My implementation...
public int CheckConfidence(int[][] historical, int[] observations)
{
IEnumerable<int> symbols = observations.Distinct();
foreach (int[] array in historical)
{
symbols = symbols.Union(array.Distinct()).Distinct();
}
double probabality = getLikelihood(historical, observations, symbols.Count(), symbols.Count());
//caclulate confidence on percent scale
return (int)(Math.Round(probabality, precision) * 100);
}
private double getLikelihood(int[][] historical, int[] observations, int states, int symbols)
{
HiddenMarkovModel hmm = new HiddenMarkovModel(states, symbols);
BaumWelchLearning teacher = new BaumWelchLearning(hmm) { Tolerance = 0.001, };
teacher.Learn(historical);
return Math.Exp(hmm.LogLikelihood(observations));
}
...and my unit tests.
public void GetProbabilityTest()
{
try
{
//test perfect case
int[][] history = new int[][]
{
new int[] { 0, 1, 0, 1 },
new int[] { 0, 1, 0, 1 },
new int[] { 0, 1, 0, 1 },
new int[] { 0, 1, 0, 1 },
};
int[] observed = new int[] { 0, 1, 0, 1 };
double actual = _engine.CheckConfidence(history, observed);
Assert.AreEqual(100, actual); //100%
//test prefectly WRONG case
history = new int[][]
{
new int[] { 0, 1, 0, 1 },
new int[] { 0, 1, 0, 1 },
new int[] { 0, 1, 0, 1 },
new int[] { 0, 1, 0, 1 },
};
observed = new int[] { 2, 2, 2, 2 };
actual = _engine.CheckConfidence(history, observed);
Assert.AreEqual(0, actual); //0%
//do again with real numbers
history = _engine.GetHistoricalData(_historicalData.ToList());
observed = _engine.GetNewObservations(_newObservations.ToList());
IEnumerable<int> symbols = observed.Distinct();
foreach (int[] array in history)
{
symbols = symbols.Union(array.Distinct()).Distinct();
}
actual = _engine.CheckConfidence(history, observed);
Assert.AreEqual(0, actual); //0%
}
catch (Exception ex)
{
Assert.Fail("Exception caught: " + ex.Message);
}
}
StackTrace...
at Accord.Statistics.Distributions.Univariate.GeneralDiscreteDistribution.Fit(Int32[] observations, Double[] weights, GeneralDiscreteOptions options)

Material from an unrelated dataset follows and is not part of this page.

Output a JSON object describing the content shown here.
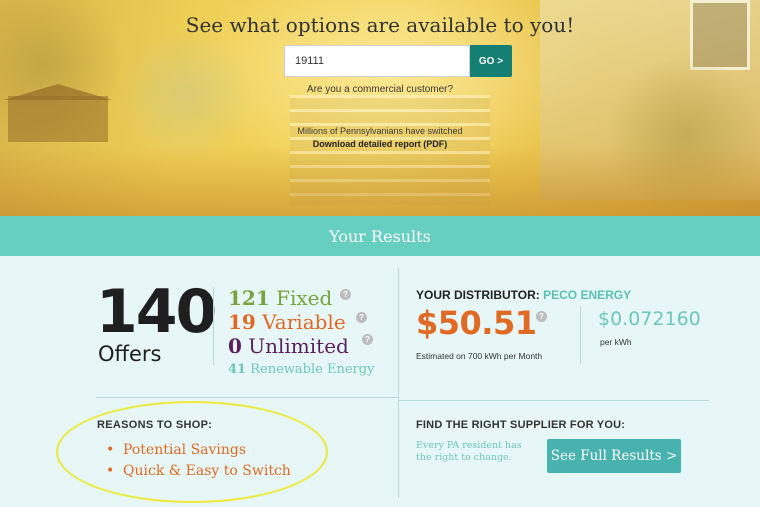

at Accord.Statistics.Distributions.Univariate.GeneralDiscreteDistribution.Fit(Int32[] observations, Double[] weights)
at Accord.Statistics.Models.Markov.Learning.BaseBaumWelchLearning`4.Fit(Int32 index, TObservation[] values, Double[] weights)
at Accord.Statistics.Models.Markov.Learning.BaseBaumWelchLearning`4.UpdateEmissions()
at Accord.Statistics.Models.Markov.Learning.BaseBaumWelchLearning`4.Learn(TObservation[][] x, Double[] weights)
at AnomalyDetector.Engines.BehaviorEngine.getLikelihood(Int32[][] historical, Int32[] observations, Int32 states, Int32 symbols) in C:\Git\anomalydetector\AnomolyDetector.Core\Engines\BehaviorEngine.cs:line 134
EDIT: So I have figured out through unit testing that it begins to error out at 20 symbols. I haven't been able to get Accord.Net to build locally yet, but looking at the code I don't see why this would be constrained at 20.
EDIT: Still struggling to figure out if I'm providing the right input or this is an Accord bug.
for (int i = 0; i < observations.Length; i++)
p[observations[i] - start] += weights[i] * observations.Length;
I got it building locally and the error is in Accord.Statistics\Distributions\Univariate\Discrete\GeneralDiscreteDistribution.Fit(int[] observations, double[] weights, GeneralDiscreteOptions options) observations is length 150 while p is length 29 so when the loop reaches index = 29 it blows up. I was under the impression symbols should be the unique (distinct) symbols in the set e.g. the alphabet. Setting the symbols to 150 actually avoids this error, but then my results are useless as I never seem to get a likelihood result that is positive even when passing in one of the historical arrays as the new observations.